Stadium at Expo Idaho
- Interactive map of Stadium at Expo Idaho
- Former names: Les Bois Park (horse racing)
- Address: 12 N. Paddock Drive
- Location: Garden City, Idaho, U.S.
- Coordinates: 43°39′02″N 116°16′21″W﻿ / ﻿43.6506°N 116.2725°W
- Elevation: 2,680 feet (820 m) AMSL
- Owner: Ada County
- Operator: Expo Sports and Entertainment
- Capacity: 7,247
- Surface: FieldTurf
- Record attendance: 7,247 (June 20, 2026 - AC Boise vs Union Omaha)
- Acreage: 27.5 acres (11.1 ha)

Construction
- Groundbreaking: March 27, 2025
- Opened: April 4, 2026; 5 months ago
- Cost: $42,000,000
- Architect: The Land Group
- Builder: Lurre Construction

Tenants
- AC Boise (USL1) 2026–present AC Boise Women (USLS) 2027–future

= Stadium at Expo Idaho =

Soccer in Garden City, Idaho

The Stadium at Expo Idaho is a soccer-specific stadium in Garden City, Idaho, adjacent to Boise. The home field of Athletic Club Boise of the USL League One, it has a seating capacity of 7,247, with the ability to expand to 15,000 with renovations.

== Site history ==
The Boise Fairgrounds Track opened in May 1970 for horse racing, and was renamed Les Bois Park three years later. Located just across the Boise River from the city of Boise, the horse race track was built for both thoroughbred and quarter-horse racing. Its six-furlong (0.75 mi) oval and covered grandstand hosted summer racing continuously for almost forty years until August 2008, when the racing firm Capitol Racing cancelled their lease with Ada County on February 13, 2009, due to Capitol Racing's claims of an inequitable terms of the lease of the race track. The race track was reopened in the summer of 2011, where a new tenant, Treasure Valley Racing, took up the reins of hosting horse racing at Les Bois Park.

Following the return of horse racing at Les Bois Park, the next few years were filled with legal battles surrounding the legality of betting on horse races. The majority of the funding for the site resided in the legality of horse race betting, with the instant horse racing betting machines located on site having been legalized in 2013 by state legislature. However, public opinion began to sway against the legality of the instant horse betting machines, with the bill legalizing them being immediately repealed the next year, which caused conflict with Treasure Valley Racing, who renovated the site privately. With arguments on horse betting boiling over into debates brought up by the private owners of Les Bois Park on the possibility of similar horse betting machines on the tribal casinos of the Coeur d’Alene tribe, who were major advocates of the banning of the machines, the profitable horse gambling machines were banned state-wide in September 2015. Without the machines' money to help sustain the race track, on-site horse racing ended in 2015, and Les Bois Park officially shut down on March 19, 2016.

== Soccer development and construction ==
In the afterglow of the debacle with Treasure Valley Racing, Ada County officially declared the end of horse racing at Les Bois Park and Expo Idaho in November 2019, and began to net new development proposals for the Expo Idaho plot. Looking to bring back sports to the site, Ada County specified in a September 2024 posting that it was auctioning off Les Bois Park's grandstand and adjacent facilities to only developers interested in creating a 6,000-plus capacity venue for any sports. This offer was taken up by Boise Pro Soccer, the sole bidder in the following month's auction of the site, winning a thirty-year lease on the stadium for $150,000 per year.
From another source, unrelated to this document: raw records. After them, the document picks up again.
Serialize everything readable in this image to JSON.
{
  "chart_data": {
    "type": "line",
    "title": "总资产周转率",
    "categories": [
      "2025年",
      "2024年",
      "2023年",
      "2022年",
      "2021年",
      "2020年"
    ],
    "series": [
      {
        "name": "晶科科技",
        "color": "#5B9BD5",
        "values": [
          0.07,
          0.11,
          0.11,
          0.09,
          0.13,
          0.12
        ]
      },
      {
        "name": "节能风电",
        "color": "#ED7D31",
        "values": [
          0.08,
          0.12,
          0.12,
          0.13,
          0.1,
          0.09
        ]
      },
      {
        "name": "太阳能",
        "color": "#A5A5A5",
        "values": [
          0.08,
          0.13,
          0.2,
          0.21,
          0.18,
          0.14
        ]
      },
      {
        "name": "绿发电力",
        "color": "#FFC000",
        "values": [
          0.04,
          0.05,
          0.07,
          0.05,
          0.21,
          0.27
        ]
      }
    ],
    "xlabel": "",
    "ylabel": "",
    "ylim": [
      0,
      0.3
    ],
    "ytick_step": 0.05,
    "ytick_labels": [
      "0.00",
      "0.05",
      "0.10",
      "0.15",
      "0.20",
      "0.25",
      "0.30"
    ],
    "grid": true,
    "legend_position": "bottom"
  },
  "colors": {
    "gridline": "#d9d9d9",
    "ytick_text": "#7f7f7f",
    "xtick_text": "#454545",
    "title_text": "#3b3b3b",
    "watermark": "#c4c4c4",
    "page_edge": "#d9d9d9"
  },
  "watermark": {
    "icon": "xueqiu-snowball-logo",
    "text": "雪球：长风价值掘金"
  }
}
Boise Pro Soccer's plans included incorporating the old grandstand and the Turf Club into their new stadium, which would start with a seating capacity of 6,225, and be expandable to 11,000.

Construction began on the new soccer stadium on March 27, 2025, and its FieldTurf was installed in November 2025.

=== Opening ===
The stadium opened up on April 4, 2026, to an over-capacity crowd of 7,211. Joe Gallardo of the Spokane Velocity scored the first goal in the stadium's history. Following a successful start to the season in regards to fan attendance, AC Boise announced that the stadium would undergo a renovation following the 2026 USL League One season to expand the stadium's capacity to 10,000 in preparation for AC Boise's move to the second-division USL Championship in 2027.